XVI. But those who forget the
past, neglect the present, and fear for the future have a life that is very
brief and troubled; when they have reached the end of it, the poor wretches
perceive too late that for such a long while they have been busied in doing
nothing. Nor because they sometimes invoke death, have you any reason to think
it any proof that they find life long. In their folly they are harassed by
shifting emotions which rush them into the very things they dread; they often
pray for death because they fear it. And, too, you have no reason to think that
this is any proof that they are living a long time—the fact that the day often
seems to them long, the fact that they complain that the hours pass slowly
until the time set for dinner arrives; for, whenever their engrossments fail
them, they are restless because they are left with nothing to do, and they do
not know how to dispose of their leisure or to drag out the time. And so they strive
for something else to occupy them, and all the intervening time is irksome;
exactly as they do when a gladiatorial exhibition\b is been announced, or when
they are waiting for the appointed time of some other show or amusement, they
want to skip over the days that lie between. All postponement of something they
hope for seems long to them. Yet the time which they enjoy is short and swift,
and it is made much shorter by their own fault; for they flee from one pleasure
to another and cannot remain fixed in one desire. Their days are not long to
them, but hateful; yet, on the other hand, how scanty seem the nights which
they spend in the arms of a harlot or in wine!
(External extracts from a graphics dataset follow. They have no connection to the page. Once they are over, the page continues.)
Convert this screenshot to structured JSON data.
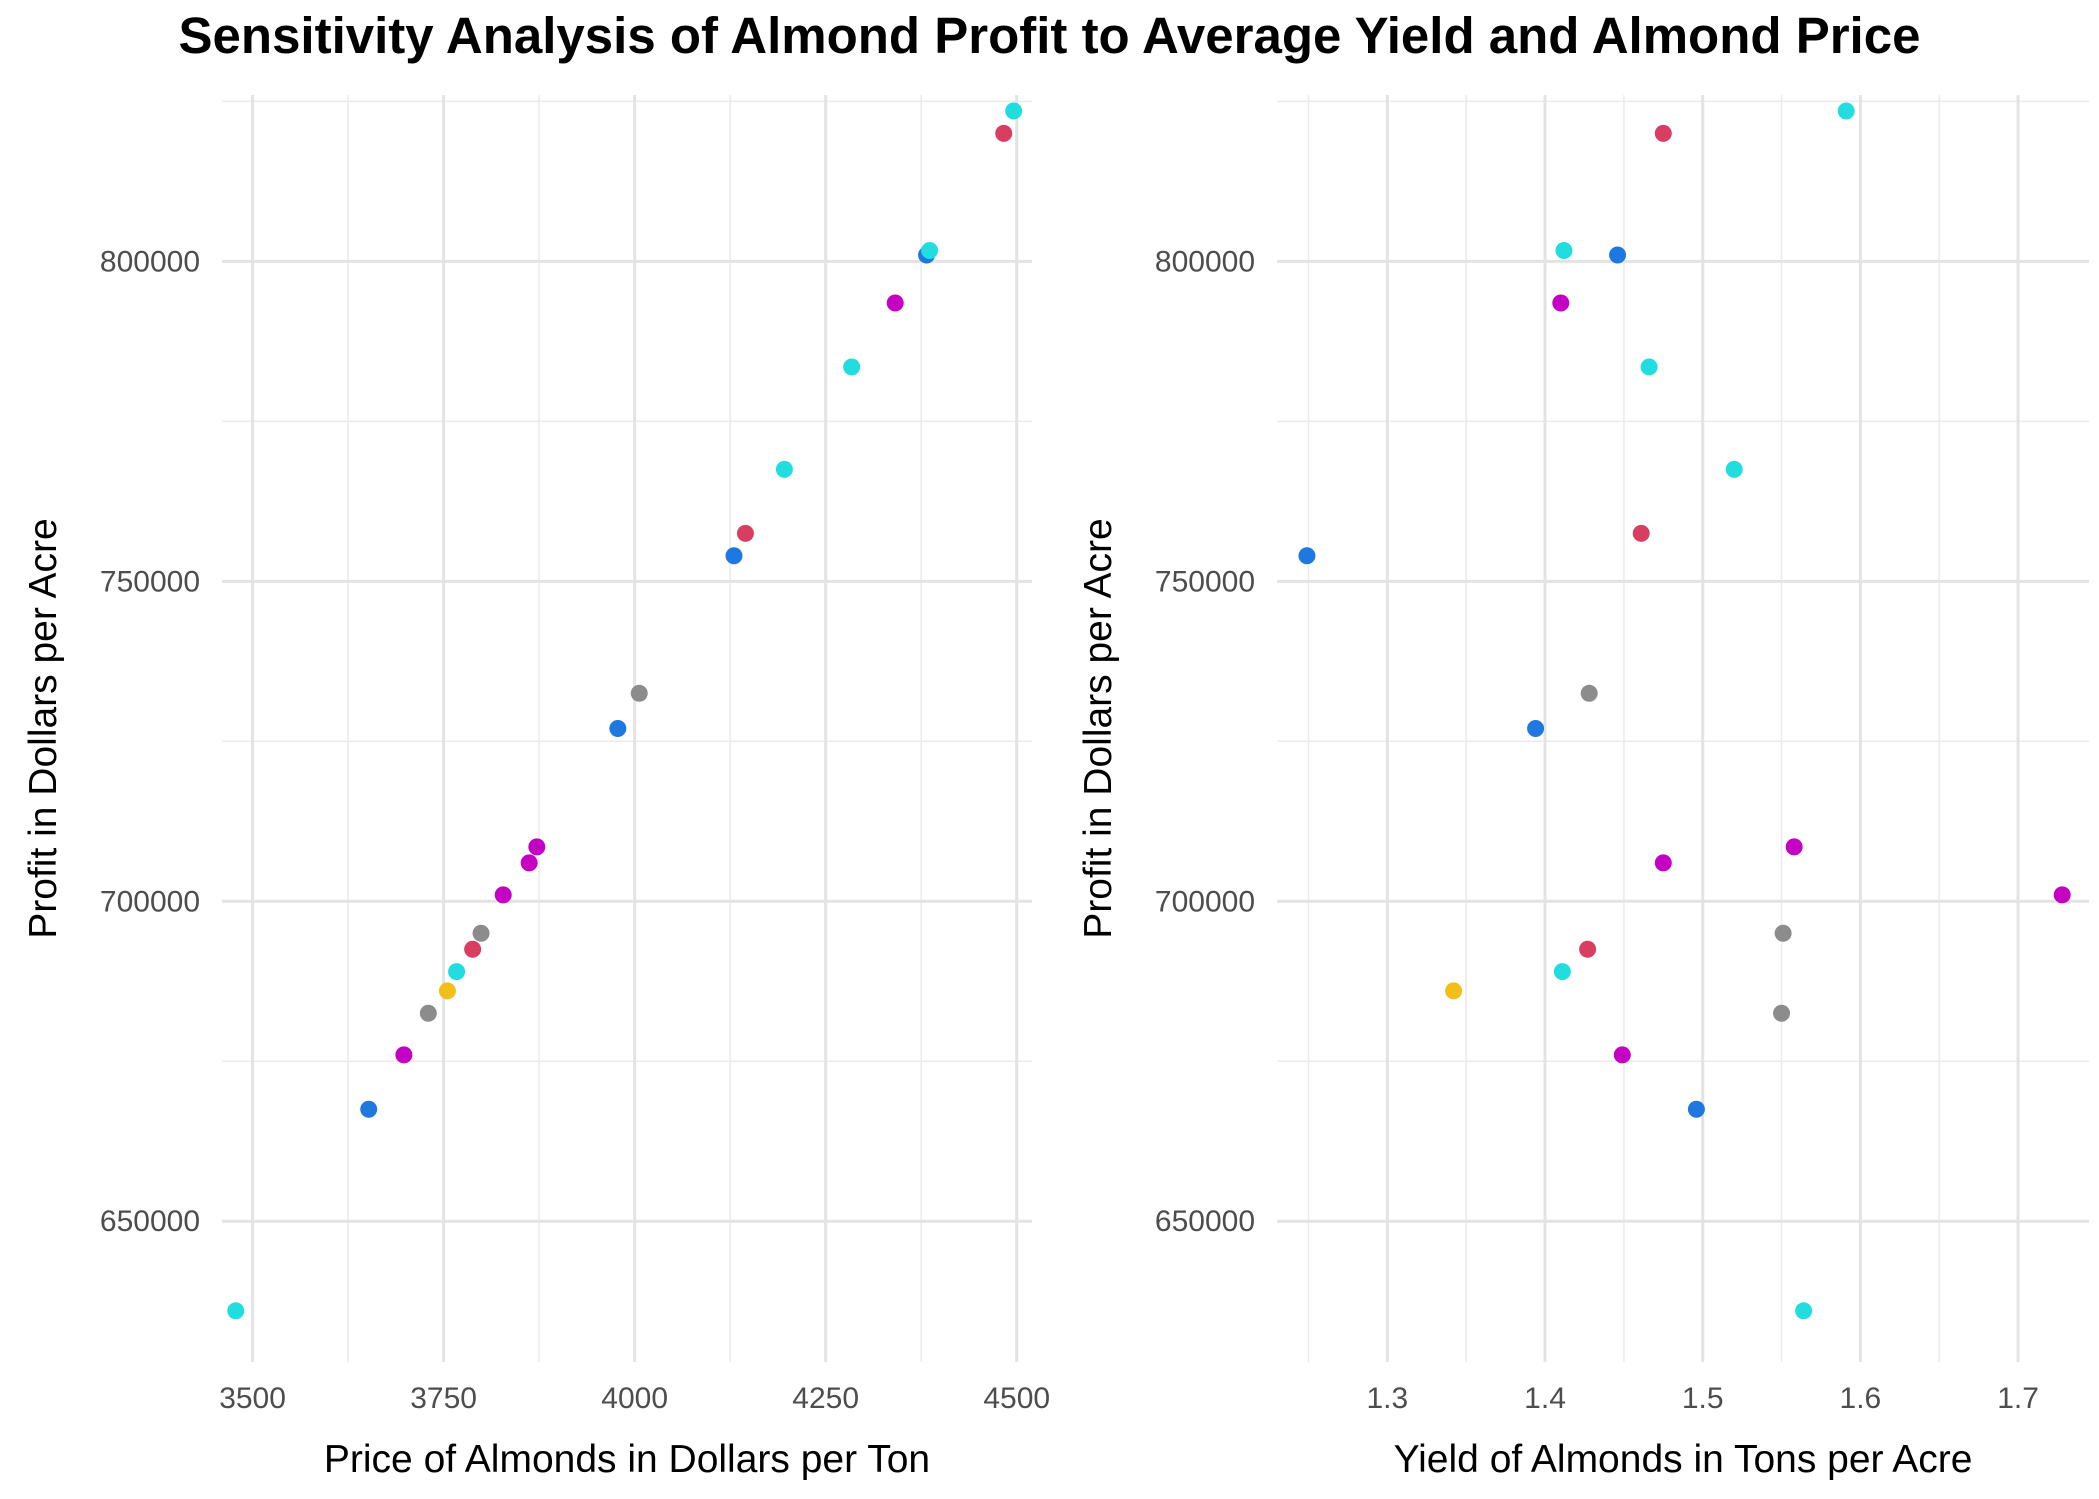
{
  "title": "Sensitivity Analysis of Almond Profit to Average Yield and Almond Price",
  "chart_data": [
    {
      "type": "scatter",
      "panel": "left",
      "xlabel": "Price of Almonds in Dollars per Ton",
      "ylabel": "Profit in Dollars per Acre",
      "xlim": [
        3460,
        4520
      ],
      "ylim": [
        628000,
        826000
      ],
      "xticks": [
        3500,
        3750,
        4000,
        4250,
        4500
      ],
      "yticks": [
        650000,
        700000,
        750000,
        800000
      ],
      "xtick_labels": [
        "3500",
        "3750",
        "4000",
        "4250",
        "4500"
      ],
      "ytick_labels": [
        "650000",
        "700000",
        "750000",
        "800000"
      ],
      "grid": true,
      "legend": "none",
      "points": [
        {
          "x": 3478,
          "y": 636000,
          "color": "#22dde0"
        },
        {
          "x": 3652,
          "y": 667500,
          "color": "#1f78e0"
        },
        {
          "x": 3698,
          "y": 676000,
          "color": "#c400c2"
        },
        {
          "x": 3730,
          "y": 682500,
          "color": "#8c8c8c"
        },
        {
          "x": 3755,
          "y": 686000,
          "color": "#f2be1a"
        },
        {
          "x": 3767,
          "y": 689000,
          "color": "#22dde0"
        },
        {
          "x": 3788,
          "y": 692500,
          "color": "#d83d62"
        },
        {
          "x": 3799,
          "y": 695000,
          "color": "#8c8c8c"
        },
        {
          "x": 3828,
          "y": 701000,
          "color": "#c400c2"
        },
        {
          "x": 3862,
          "y": 706000,
          "color": "#c400c2"
        },
        {
          "x": 3872,
          "y": 708500,
          "color": "#c400c2"
        },
        {
          "x": 3978,
          "y": 727000,
          "color": "#1f78e0"
        },
        {
          "x": 4006,
          "y": 732500,
          "color": "#8c8c8c"
        },
        {
          "x": 4130,
          "y": 754000,
          "color": "#1f78e0"
        },
        {
          "x": 4145,
          "y": 757500,
          "color": "#d83d62"
        },
        {
          "x": 4196,
          "y": 767500,
          "color": "#22dde0"
        },
        {
          "x": 4284,
          "y": 783500,
          "color": "#22dde0"
        },
        {
          "x": 4341,
          "y": 793500,
          "color": "#c400c2"
        },
        {
          "x": 4382,
          "y": 801000,
          "color": "#1f78e0"
        },
        {
          "x": 4386,
          "y": 801700,
          "color": "#22dde0"
        },
        {
          "x": 4483,
          "y": 820000,
          "color": "#d83d62"
        },
        {
          "x": 4496,
          "y": 823500,
          "color": "#22dde0"
        }
      ]
    },
    {
      "type": "scatter",
      "panel": "right",
      "xlabel": "Yield of Almonds in Tons per Acre",
      "ylabel": "Profit in Dollars per Acre",
      "xlim": [
        1.23,
        1.745
      ],
      "ylim": [
        628000,
        826000
      ],
      "xticks": [
        1.3,
        1.4,
        1.5,
        1.6,
        1.7
      ],
      "yticks": [
        650000,
        700000,
        750000,
        800000
      ],
      "xtick_labels": [
        "1.3",
        "1.4",
        "1.5",
        "1.6",
        "1.7"
      ],
      "ytick_labels": [
        "650000",
        "700000",
        "750000",
        "800000"
      ],
      "grid": true,
      "legend": "none",
      "points": [
        {
          "x": 1.564,
          "y": 636000,
          "color": "#22dde0"
        },
        {
          "x": 1.496,
          "y": 667500,
          "color": "#1f78e0"
        },
        {
          "x": 1.449,
          "y": 676000,
          "color": "#c400c2"
        },
        {
          "x": 1.55,
          "y": 682500,
          "color": "#8c8c8c"
        },
        {
          "x": 1.342,
          "y": 686000,
          "color": "#f2be1a"
        },
        {
          "x": 1.411,
          "y": 689000,
          "color": "#22dde0"
        },
        {
          "x": 1.427,
          "y": 692500,
          "color": "#d83d62"
        },
        {
          "x": 1.551,
          "y": 695000,
          "color": "#8c8c8c"
        },
        {
          "x": 1.728,
          "y": 701000,
          "color": "#c400c2"
        },
        {
          "x": 1.475,
          "y": 706000,
          "color": "#c400c2"
        },
        {
          "x": 1.558,
          "y": 708500,
          "color": "#c400c2"
        },
        {
          "x": 1.394,
          "y": 727000,
          "color": "#1f78e0"
        },
        {
          "x": 1.428,
          "y": 732500,
          "color": "#8c8c8c"
        },
        {
          "x": 1.249,
          "y": 754000,
          "color": "#1f78e0"
        },
        {
          "x": 1.461,
          "y": 757500,
          "color": "#d83d62"
        },
        {
          "x": 1.52,
          "y": 767500,
          "color": "#22dde0"
        },
        {
          "x": 1.466,
          "y": 783500,
          "color": "#22dde0"
        },
        {
          "x": 1.41,
          "y": 793500,
          "color": "#c400c2"
        },
        {
          "x": 1.446,
          "y": 801000,
          "color": "#1f78e0"
        },
        {
          "x": 1.412,
          "y": 801700,
          "color": "#22dde0"
        },
        {
          "x": 1.475,
          "y": 820000,
          "color": "#d83d62"
        },
        {
          "x": 1.591,
          "y": 823500,
          "color": "#22dde0"
        }
      ]
    }
  ]
}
It is this also that accounts
for the madness of poets in fostering human frailties by the tales in which
they represent that Jupiter under the enticement of the pleasures of a lover
doubled the length of the night. For what is it but to inflame our vices to
inscribe the name of the gods as their sponsors, and to present the excused
indulgence of divinity as an example to our own weakness? Can the nights which
they pay for so dearly fail to seem all too short to these men? They lose the
day in expectation of the night, and the night in fear of the dawn.